Nella Festa del Battesimo del Signore, il Papa Leone XIV ha presieduto questa domenica nella Cappella Sistina la Santa Messa durante la quale ha amministrato il sacramento del Battesimo a diversi bambini, in una celebrazione tradizionale che sottolinea il legame tra la manifestazione pubblica di Cristo e l’inizio della vita cristiana. La liturgia, celebrata alle 9:30 del mattino, ha riunito le famiglie dei battezzati in uno degli spazi più emblematici del Vaticano.
Nella sua omelia, il Pontefice ha evidenziato il significato teologico del Battesimo come partecipazione alla giustizia salvifica di Dio, ricordando che Cristo, sottomettendosi al battesimo di Giovanni, ha assunto pienamente la condizione umana per aprire a tutti il cammino del perdono e della comunione. Rivolgendosi in particolare ai genitori, Leone XIV ha sottolineato che la fede è un bene essenziale che non può essere rimandato, paragonandola al cibo e al vestiario necessari per la vita, e ha invitato le famiglie a custodire e trasmettere questo dono che incorpora i bambini nella grande famiglia della Chiesa.
Lasciamo qui di seguito l’omelia completa:
Cari fratelli e sorelle:
Quando il Signore entra nella storia, viene incontro alla vita di ciascuno con il cuore aperto e umile.
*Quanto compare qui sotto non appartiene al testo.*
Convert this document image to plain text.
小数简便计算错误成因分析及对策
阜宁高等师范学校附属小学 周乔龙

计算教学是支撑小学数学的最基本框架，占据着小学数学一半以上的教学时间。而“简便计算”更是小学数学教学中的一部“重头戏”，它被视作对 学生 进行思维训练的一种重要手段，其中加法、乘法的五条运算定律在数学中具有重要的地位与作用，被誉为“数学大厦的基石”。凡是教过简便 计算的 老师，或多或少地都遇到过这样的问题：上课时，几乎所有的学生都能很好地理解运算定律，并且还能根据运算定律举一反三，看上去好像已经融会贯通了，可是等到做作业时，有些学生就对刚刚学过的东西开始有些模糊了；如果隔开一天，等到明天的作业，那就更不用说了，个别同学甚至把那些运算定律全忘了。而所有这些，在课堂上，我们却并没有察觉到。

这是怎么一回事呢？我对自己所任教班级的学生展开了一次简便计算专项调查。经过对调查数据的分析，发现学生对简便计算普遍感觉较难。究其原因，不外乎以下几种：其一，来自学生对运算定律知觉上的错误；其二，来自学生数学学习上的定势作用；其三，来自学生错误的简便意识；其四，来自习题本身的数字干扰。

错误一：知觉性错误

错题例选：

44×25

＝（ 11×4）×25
Egli cerca il nostro sguardo con il suo, pieno d’amore, e dialoga con noi rivelandoci la Parola della salvezza. Fatto uomo, il Figlio di Dio apre a tutti una possibilità sorprendente, che inaugura un tempo nuovo e inaspettato persino per i profeti.
Giovanni il Battista se ne accorge subito e dice a Gesù: «Sono io che ho bisogno di essere battezzato da te, e sei tu che vieni incontro a me!» (Mt 3,14). Come luce nelle tenebre, il Signore si lascia trovare là dove non lo aspettiamo: è il Santo tra i peccatori, che vuole abitare in mezzo a noi senza mantenere distanze, ma assumendo pienamente tutto ciò che è umano. «Ora lasciami fare questo», risponde Gesù a Giovanni, «perché conviene che così adempiamo ogni giustizia» (v. 15). A quale giustizia si riferisce? A quella di Dio, che nel battesimo di Gesù opera la nostra giustificazione: nella sua infinita misericordia, il Padre ci rende giusti per mezzo del suo Cristo, l’unico Salvatore di tutti. Come avviene questo? Colui che è battezzato da Giovanni nel Giordano fa di questo gesto un segno nuovo di morte e resurrezione, di perdono e di comunione. Questo è il sacramento che celebriamo oggi per i vostri bambini; che Dio li ami, e diventino cristiani, nostri fratelli e sorelle.
I figli che ora avete in braccio diventano creature nuove. Così come da voi, loro genitori, hanno ricevuto la vita, ora ricevono anche il senso per viverla: la fede. Quando sappiamo che un bene è essenziale, lo cerchiamo subito per coloro che amiamo. Chi di noi, infatti, lascerebbe i neonati senza vestiti o senza cibo, aspettando che da grandi scelgano come vestirsi e cosa mangiare? Cari fratelli, se il cibo e il vestiario sono necessari per vivere, la fede è più che necessaria, perché con Dio la vita trova la salvezza.
L’amore provvidente di Dio si manifesta sulla terra attraverso di voi, mamme e papà, che chiedete la fede per i vostri figli. Certamente, arriverà il giorno in cui saranno troppo pesanti da portare in braccio; e arriverà anche il giorno in cui saranno loro a sostenervi. Il Battesimo, che ci unisce nell’unica famiglia della Chiesa, santifichi in ogni momento tutte le vostre famiglie, concedendo forza e costanza all’affetto che vi unisce.
I gesti che tra poco realizzeremo sono bellissimi testimonianze di ciò: l’acqua della fonte è il bagno nello Spirito, che purifica da ogni peccato; la veste bianca è l’abito nuovo che Dio Padre ci concede per la festa eterna del suo Regno; la candela accesa dal cero pasquale è la luce di Cristo risorto, che illumina il nostro cammino. Vi auguro di continuare quel cammino, con gioia, lungo l’anno che è appena iniziato e per tutta la vita, sicuri che il Signore accompagnerà sempre i vostri passi.